HTML & CSS - put <link> tag outside of the <head>
Style sheets are linked in the <head>
so that the browser can style the HTML and render it as it goes. If you put the style information at the bottom of the document the browser will have to restyle and render the whole document from the top again.
This firstly, takes longer, and secondly, looks really ugly.
This differs from included scripts as scripts will block loading until they are done, so you load them as late as possible in the process.
According to the W3 specs, <link>
tags are only supposed to go in the <head>
section:
References
For HTML 4.01: http://www.w3.org/TR/html401/struct/links.html#edef-LINK
For HTML5: http://www.w3.org/TR/html5/document-metadata.html#the-link-element
Validation Issues: Updated October 27, 2017
Back in 2013, if you put a link
tag within the body
of the HTML document, it would not validate using validate.w3.org with rules based on HTML 4.01.
(You can try out HTML 4.01 versus HTML 5.0 validation at https://validator.nu)

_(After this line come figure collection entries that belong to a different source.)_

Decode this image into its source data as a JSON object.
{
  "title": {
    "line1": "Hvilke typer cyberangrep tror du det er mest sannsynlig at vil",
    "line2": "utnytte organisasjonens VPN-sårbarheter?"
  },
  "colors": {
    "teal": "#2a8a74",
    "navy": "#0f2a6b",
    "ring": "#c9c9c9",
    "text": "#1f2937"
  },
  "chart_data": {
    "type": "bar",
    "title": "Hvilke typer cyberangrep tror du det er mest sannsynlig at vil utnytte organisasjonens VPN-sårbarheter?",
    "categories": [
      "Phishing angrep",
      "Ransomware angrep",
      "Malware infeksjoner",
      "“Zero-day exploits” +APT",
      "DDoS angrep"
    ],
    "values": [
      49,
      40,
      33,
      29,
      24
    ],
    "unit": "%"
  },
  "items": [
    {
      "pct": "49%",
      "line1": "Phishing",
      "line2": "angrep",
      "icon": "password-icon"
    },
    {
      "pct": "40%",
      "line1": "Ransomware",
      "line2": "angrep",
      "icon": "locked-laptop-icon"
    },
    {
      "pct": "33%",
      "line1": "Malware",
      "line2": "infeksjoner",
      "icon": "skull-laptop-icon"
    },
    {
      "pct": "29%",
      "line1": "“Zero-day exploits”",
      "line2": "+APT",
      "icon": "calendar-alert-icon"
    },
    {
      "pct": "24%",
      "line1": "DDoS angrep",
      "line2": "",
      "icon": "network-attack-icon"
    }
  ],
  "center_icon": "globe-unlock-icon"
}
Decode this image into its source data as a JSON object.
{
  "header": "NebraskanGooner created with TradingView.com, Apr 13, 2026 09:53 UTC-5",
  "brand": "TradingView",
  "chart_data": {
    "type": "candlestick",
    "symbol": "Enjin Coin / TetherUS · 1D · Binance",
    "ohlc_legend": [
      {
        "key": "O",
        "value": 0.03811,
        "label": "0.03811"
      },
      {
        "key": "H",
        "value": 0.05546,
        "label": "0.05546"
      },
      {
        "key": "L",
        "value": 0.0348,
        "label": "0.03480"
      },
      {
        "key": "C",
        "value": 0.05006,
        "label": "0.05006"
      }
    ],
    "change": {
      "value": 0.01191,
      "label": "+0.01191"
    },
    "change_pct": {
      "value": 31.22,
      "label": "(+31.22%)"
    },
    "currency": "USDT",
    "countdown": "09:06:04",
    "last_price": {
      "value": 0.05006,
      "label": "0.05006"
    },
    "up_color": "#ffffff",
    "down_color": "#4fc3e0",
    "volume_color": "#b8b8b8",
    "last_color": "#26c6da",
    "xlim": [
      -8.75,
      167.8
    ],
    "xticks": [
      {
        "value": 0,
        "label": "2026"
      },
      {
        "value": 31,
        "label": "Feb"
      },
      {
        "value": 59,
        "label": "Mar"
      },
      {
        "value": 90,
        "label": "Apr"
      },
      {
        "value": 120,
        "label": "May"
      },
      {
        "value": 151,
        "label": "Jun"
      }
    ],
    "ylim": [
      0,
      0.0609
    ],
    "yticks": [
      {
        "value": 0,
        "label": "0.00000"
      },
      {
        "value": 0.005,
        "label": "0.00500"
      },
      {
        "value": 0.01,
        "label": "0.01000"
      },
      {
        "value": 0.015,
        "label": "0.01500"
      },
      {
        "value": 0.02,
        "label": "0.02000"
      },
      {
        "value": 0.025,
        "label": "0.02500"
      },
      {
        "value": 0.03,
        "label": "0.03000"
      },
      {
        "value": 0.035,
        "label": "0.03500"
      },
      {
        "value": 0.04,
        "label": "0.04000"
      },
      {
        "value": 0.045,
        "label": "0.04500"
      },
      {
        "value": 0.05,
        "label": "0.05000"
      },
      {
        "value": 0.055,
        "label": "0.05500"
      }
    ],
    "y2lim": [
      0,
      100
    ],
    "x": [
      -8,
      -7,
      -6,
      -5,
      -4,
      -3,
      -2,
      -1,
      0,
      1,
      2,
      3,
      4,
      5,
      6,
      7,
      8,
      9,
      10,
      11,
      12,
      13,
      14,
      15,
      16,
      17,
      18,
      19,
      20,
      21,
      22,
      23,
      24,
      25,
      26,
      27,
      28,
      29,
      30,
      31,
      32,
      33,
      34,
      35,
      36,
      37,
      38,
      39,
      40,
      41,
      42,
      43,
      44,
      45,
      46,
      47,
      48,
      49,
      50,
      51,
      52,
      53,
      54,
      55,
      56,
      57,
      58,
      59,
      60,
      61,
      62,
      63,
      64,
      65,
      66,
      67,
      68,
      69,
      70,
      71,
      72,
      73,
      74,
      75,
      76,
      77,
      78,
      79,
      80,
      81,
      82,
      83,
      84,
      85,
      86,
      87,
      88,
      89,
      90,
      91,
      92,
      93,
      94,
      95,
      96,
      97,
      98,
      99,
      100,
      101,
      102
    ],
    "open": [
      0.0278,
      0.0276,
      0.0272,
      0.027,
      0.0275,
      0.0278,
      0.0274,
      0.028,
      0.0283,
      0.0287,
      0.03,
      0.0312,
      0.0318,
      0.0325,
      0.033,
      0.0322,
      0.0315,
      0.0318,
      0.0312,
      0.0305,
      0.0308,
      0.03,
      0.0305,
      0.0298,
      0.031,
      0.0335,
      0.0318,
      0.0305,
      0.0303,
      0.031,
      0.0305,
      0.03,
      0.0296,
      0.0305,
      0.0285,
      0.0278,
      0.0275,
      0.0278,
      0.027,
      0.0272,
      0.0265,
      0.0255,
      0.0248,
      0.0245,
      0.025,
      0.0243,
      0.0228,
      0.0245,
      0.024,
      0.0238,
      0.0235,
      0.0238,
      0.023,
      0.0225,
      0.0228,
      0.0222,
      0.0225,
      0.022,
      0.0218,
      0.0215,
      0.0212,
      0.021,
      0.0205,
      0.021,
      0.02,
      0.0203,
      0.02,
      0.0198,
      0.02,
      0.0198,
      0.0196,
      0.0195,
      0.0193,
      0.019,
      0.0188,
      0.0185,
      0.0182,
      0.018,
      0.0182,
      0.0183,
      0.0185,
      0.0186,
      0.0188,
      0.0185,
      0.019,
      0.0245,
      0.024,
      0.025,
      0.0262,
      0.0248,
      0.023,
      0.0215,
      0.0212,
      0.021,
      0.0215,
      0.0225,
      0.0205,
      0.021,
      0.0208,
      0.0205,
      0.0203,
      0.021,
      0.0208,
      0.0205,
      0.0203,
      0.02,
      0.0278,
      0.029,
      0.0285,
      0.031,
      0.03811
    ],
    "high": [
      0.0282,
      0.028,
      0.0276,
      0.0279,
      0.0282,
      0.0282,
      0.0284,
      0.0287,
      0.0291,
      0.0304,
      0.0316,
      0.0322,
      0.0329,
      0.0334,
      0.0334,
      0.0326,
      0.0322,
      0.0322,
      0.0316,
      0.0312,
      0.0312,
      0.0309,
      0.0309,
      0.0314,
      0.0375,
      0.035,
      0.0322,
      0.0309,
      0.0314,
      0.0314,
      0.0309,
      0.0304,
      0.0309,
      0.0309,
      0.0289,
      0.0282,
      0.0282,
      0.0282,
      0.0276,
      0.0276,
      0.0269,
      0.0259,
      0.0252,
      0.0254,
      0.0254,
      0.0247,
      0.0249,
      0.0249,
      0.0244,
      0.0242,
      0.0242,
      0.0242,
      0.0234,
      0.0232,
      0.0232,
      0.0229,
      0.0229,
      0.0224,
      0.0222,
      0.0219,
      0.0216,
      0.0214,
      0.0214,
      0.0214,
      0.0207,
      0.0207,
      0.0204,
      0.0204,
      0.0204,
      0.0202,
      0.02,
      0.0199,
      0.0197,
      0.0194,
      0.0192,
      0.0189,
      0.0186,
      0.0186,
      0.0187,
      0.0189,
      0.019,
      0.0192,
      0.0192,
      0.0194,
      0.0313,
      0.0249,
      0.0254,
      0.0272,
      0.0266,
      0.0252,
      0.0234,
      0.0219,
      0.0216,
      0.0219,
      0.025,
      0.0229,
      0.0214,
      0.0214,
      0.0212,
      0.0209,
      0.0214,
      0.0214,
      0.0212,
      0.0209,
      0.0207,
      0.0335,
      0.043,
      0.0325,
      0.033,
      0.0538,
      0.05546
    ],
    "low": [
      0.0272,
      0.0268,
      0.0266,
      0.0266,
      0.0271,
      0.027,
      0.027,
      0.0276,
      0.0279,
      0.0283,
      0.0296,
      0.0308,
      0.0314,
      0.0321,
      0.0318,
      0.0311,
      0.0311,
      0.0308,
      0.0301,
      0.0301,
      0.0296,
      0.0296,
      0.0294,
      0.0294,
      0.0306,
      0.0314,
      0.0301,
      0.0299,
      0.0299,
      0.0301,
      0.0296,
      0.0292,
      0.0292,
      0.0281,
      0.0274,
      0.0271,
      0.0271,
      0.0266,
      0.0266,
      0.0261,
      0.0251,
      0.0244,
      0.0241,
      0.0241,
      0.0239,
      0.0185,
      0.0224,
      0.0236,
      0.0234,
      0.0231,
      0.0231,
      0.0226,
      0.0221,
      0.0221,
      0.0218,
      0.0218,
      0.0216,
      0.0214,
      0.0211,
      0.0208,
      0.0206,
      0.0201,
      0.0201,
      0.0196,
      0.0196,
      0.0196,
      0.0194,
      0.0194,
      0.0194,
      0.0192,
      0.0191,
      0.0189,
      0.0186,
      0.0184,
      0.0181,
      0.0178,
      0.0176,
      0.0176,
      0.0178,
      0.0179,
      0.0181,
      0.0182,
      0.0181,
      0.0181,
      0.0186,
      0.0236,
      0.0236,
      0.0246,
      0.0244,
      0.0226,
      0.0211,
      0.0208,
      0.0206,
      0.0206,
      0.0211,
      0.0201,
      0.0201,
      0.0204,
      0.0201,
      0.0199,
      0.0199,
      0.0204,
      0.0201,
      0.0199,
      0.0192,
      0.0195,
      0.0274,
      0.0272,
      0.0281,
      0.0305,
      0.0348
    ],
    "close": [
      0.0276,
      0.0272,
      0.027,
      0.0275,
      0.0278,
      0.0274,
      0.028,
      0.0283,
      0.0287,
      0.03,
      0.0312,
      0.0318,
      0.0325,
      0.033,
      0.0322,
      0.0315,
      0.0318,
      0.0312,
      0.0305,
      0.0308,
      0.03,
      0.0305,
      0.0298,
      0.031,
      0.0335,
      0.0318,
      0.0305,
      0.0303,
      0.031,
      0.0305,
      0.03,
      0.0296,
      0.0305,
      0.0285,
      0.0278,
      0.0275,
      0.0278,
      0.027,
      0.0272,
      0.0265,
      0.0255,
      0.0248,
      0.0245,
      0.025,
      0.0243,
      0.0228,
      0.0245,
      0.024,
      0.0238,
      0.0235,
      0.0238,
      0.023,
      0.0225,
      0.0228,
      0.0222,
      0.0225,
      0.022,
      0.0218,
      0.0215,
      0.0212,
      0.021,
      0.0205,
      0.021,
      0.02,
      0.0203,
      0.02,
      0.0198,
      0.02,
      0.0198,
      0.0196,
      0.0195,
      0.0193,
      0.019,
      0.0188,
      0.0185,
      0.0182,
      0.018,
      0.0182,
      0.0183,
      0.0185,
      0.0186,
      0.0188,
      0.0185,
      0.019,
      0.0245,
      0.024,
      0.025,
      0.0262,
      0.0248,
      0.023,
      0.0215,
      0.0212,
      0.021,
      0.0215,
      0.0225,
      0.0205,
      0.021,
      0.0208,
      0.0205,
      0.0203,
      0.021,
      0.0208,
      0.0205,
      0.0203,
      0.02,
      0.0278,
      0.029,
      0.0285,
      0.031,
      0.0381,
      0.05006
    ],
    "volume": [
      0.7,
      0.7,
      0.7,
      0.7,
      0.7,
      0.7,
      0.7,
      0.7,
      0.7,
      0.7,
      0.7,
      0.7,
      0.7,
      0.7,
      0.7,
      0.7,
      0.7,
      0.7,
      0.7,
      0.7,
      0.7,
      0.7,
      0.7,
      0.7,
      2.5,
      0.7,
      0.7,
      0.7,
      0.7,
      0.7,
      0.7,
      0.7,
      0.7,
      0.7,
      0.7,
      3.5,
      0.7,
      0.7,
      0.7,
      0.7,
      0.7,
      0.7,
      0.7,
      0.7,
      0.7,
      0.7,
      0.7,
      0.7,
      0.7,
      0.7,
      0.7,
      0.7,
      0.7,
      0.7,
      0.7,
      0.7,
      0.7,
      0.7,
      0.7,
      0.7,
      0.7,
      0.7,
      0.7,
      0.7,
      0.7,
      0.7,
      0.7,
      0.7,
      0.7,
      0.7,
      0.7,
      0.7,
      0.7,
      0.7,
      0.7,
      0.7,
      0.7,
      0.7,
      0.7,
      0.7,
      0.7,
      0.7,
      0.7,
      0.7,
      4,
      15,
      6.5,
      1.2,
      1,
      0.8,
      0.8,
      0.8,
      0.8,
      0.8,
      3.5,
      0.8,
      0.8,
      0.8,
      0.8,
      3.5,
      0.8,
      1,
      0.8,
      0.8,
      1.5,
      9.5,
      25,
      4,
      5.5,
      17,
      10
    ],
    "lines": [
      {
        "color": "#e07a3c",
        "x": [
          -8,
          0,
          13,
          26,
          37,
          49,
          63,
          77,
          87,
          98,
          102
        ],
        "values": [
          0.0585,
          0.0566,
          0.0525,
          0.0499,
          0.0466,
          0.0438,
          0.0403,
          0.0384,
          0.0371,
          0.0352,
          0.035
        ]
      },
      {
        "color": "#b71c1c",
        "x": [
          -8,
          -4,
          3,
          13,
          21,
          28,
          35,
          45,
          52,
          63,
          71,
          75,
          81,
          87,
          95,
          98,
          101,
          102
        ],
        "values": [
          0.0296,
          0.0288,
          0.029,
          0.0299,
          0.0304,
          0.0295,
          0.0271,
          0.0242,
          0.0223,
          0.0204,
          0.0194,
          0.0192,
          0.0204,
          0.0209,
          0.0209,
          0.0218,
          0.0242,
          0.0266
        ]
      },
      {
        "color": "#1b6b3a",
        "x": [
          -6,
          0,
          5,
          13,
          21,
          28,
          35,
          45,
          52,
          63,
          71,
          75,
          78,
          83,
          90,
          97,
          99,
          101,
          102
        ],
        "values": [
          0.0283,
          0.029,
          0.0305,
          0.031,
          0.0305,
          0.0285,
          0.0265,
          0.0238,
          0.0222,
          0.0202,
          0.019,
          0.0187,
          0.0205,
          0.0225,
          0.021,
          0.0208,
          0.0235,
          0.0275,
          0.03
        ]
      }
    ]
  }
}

On a first reading, the HTML 5.0 specification document seems to imply that link
's should appear only in the head
element of the document. However, if you validate using a HTML 5.0 validator, then the documents appears okay even if you have a link
in the flow content.
The best explanation for this discrepancy may be as follows.
If you read the MDN documentation for the link
entry (MDN Link entry), you see that if the link
element has an itemprop
attribute, then the link
can appear in flow and phrasing content, thus, in the body
.
This may be the reason why HTML 5.0 validators do not issue a warning even if the itemprop
attribute is not present.
The itemprop
is part of the microdata specification and is relatively new (read about HTML Microdata) and it is worth reading.
For the moment, one could add a link
to a stylesheet within the body
, but it is not clear what the advantages are.